It’s open season in the world of applying for graduate schemes. In the background, Brexit negotiations and threats of a 2020 “brain drain” tinge the graduate recruitment market with nerves and uncertainty. Still, for now, the same huge demand remains for opportunities across the country. The same demand, the same competition, but also the same headaches persist for the recruiting teams. If anything, they’re showing signs of growing.

21st Century Graduates

800 graduate positions were left unfilled in 2016, with graduates turning down or reneging offers that left a quarter of the UK’s leading employers with less intake than planned. The generations now reaching the employment market are faced with more choice and information than ever before, and many fiercely value the ethics and culture behind a brand just as much as what their starting salary could look like.

Graduate recruiters need to find ways to create emotional engagement to carry candidates through the early stages of joining and beyond. There are 101 reasons that could put graduates off moving forward with an opportunity. Old fashioned selection processes, myths around the profiles being hired, London is the only place that offers a competitive future….

Organisations can set themselves apart from the competition, not just by offering flexible hours or appealing holiday cover, but through effectively connecting with and preparing their candidates.

Budgets, budgets, budgets

Constraints on resources and budgets within HR and recruiting departments overall dictate that teams need to get creative and stay relevant to their target audience, without simply buying their attention or forcing them to a one-off seminar. Most recruiters now rely on social media more than traditional advertising but are also developing more direct partnerships with universities. But what if you’re not one of the widely recognised brands? How can you successfully reach the graduate population, and stand out with your approach?

The average cost per hire for a graduate is estimated to be £3,383. This comprises of £1,722 on attraction & marketing and £1,661 on selection & assessment.
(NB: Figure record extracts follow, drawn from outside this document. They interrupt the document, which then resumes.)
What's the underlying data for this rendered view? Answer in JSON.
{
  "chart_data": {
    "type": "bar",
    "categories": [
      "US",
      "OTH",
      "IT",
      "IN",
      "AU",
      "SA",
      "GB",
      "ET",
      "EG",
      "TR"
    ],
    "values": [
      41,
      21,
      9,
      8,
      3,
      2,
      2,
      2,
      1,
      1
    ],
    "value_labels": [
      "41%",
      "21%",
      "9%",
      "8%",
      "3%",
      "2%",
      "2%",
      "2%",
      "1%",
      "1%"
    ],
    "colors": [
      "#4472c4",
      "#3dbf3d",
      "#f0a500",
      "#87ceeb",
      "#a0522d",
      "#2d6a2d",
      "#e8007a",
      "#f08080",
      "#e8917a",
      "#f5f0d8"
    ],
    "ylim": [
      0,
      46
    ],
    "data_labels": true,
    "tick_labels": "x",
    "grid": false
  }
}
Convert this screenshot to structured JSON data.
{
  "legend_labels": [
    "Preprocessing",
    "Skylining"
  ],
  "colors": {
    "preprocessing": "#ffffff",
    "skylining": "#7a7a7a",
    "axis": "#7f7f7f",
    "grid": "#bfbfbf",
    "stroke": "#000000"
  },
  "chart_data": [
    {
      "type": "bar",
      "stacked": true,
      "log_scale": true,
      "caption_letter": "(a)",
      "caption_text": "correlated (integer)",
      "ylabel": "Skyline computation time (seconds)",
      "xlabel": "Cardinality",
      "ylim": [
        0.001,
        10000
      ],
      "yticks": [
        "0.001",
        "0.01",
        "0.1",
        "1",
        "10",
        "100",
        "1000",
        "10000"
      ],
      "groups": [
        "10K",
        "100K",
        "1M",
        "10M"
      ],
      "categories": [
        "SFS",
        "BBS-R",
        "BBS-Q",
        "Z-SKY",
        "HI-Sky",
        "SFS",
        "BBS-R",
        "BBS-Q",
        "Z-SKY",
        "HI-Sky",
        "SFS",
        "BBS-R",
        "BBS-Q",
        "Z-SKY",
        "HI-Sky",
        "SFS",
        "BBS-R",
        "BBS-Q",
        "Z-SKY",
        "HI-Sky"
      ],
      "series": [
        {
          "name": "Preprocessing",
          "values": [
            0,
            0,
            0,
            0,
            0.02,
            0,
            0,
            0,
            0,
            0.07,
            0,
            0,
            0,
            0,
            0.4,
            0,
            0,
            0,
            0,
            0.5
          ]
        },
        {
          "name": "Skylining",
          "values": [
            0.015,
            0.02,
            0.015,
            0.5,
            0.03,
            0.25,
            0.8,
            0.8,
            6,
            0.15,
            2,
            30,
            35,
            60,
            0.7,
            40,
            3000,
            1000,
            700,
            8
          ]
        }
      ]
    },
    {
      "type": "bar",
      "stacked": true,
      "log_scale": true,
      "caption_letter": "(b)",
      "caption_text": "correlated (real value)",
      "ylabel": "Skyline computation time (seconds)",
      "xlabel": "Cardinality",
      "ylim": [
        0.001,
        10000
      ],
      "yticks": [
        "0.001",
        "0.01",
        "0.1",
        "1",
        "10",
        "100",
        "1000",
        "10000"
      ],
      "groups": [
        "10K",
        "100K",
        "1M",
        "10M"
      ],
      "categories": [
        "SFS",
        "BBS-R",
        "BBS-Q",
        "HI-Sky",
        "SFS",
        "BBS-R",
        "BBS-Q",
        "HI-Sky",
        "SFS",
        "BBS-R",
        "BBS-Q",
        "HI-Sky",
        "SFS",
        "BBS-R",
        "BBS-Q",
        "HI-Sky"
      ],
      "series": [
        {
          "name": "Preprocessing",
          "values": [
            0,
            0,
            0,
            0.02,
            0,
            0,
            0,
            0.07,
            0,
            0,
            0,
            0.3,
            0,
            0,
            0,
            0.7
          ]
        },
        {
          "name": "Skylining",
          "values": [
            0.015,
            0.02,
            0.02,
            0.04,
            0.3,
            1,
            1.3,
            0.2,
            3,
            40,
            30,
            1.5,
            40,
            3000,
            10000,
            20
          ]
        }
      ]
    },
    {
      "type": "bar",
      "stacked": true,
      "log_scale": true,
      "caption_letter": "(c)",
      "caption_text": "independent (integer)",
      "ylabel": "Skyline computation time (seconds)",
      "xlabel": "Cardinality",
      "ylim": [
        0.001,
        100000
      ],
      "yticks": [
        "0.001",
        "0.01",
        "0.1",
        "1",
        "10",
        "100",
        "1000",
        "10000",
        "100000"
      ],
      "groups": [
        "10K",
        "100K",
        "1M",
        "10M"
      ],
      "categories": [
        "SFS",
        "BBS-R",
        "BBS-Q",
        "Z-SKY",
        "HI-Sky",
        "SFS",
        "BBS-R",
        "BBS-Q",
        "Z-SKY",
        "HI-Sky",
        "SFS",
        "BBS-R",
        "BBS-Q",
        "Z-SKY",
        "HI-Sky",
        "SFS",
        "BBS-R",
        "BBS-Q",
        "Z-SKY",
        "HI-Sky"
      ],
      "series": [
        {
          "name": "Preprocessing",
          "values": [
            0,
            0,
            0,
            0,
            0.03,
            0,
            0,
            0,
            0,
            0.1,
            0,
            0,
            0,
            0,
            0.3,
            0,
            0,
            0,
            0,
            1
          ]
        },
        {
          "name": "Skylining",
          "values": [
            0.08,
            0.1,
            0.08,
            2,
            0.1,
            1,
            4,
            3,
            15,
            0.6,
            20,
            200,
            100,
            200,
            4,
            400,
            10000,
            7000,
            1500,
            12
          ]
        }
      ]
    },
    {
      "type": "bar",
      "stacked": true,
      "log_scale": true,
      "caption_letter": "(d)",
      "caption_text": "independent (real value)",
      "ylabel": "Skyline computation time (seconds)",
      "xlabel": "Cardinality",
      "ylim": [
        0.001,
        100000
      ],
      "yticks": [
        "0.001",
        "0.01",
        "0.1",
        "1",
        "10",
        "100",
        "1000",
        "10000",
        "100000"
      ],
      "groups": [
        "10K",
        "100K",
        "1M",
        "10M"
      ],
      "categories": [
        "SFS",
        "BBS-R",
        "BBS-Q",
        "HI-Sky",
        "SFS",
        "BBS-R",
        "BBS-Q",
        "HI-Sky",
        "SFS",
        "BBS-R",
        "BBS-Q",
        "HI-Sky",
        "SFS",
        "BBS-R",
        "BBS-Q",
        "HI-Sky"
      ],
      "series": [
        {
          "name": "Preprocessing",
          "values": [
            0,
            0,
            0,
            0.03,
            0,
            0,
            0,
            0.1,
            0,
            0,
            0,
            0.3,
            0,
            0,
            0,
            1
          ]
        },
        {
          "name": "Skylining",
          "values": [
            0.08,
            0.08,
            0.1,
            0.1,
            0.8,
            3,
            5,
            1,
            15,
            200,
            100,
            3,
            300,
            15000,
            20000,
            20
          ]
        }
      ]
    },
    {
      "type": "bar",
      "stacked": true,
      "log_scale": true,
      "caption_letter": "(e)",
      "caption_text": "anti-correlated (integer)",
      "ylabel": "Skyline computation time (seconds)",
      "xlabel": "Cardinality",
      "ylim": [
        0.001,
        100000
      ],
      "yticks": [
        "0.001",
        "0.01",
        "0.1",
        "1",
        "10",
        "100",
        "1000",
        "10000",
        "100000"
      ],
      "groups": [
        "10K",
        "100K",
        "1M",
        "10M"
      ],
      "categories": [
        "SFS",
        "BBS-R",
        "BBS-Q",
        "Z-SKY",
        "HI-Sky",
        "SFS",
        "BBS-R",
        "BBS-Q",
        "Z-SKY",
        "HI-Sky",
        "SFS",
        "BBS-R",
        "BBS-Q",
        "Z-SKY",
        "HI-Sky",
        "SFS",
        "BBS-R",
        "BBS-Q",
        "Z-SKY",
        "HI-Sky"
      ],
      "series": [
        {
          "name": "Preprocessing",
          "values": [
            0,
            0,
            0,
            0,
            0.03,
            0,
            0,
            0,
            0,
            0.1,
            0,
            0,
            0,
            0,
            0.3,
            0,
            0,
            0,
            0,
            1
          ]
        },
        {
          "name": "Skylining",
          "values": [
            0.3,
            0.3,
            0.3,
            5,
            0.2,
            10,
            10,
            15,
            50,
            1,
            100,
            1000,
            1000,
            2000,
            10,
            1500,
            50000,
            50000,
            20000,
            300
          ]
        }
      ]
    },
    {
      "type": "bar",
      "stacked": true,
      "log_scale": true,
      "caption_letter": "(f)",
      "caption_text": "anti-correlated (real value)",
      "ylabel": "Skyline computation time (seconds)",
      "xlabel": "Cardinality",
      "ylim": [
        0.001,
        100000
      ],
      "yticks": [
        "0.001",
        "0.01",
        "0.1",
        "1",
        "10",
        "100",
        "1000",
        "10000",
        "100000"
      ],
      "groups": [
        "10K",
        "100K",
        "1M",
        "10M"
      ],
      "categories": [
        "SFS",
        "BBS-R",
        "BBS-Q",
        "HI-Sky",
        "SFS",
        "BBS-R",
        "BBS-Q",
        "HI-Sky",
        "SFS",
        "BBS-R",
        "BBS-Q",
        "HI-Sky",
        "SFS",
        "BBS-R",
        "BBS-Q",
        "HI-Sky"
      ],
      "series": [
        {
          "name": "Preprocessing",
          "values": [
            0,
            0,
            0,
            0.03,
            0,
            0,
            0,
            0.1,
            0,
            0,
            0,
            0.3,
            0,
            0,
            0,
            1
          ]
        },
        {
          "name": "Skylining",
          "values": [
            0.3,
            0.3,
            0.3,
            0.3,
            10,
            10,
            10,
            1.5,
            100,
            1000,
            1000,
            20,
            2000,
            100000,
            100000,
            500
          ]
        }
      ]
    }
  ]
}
Fewer companies are planning on increasing their budgets around recruitment for the foreseeable future, which means it’s going to become more important to reach and attract the right candidates who could even develop beyond graduate level within the company.

Honeymoon vs Hangover

The numbers of students who see their first role as a stepping stone towards other opportunities is on the rise. 60% of students say they would expect to be in their first job for less than 3 years. So how to make them stay?

A large proportion of graduates feel they are underemployed and underappreciated in their roles which could be a factor in the rising trend. Is there a way to set and manage their expectations accordingly from the start, and demonstrate what it is really like to work in your company with minimum surprises? 69% of employees are more likely to stay in their company for at least 3 years after a great onboarding experience. It is essential to remember that first impressions count, creating a memorable and innovative approach to onboarding could be the key to unlocking a long-lasting employee experience.

For best ongoing success, it’s crucial all employees- graduate or senior- have a clear understanding of their role and what is expected of them, feel confident in their ability to perform and contribute, as well as feel trusted, connected and valued within their organisation. There are ways to deliver these needs and objectives, without subjecting new joiners to PowerPoints or uninspiring email attachments. It’s true what they say, you get what you give, so why not offer an experience that fills your young and impressionable employees with enthusiasm about the environment they’ve just joined?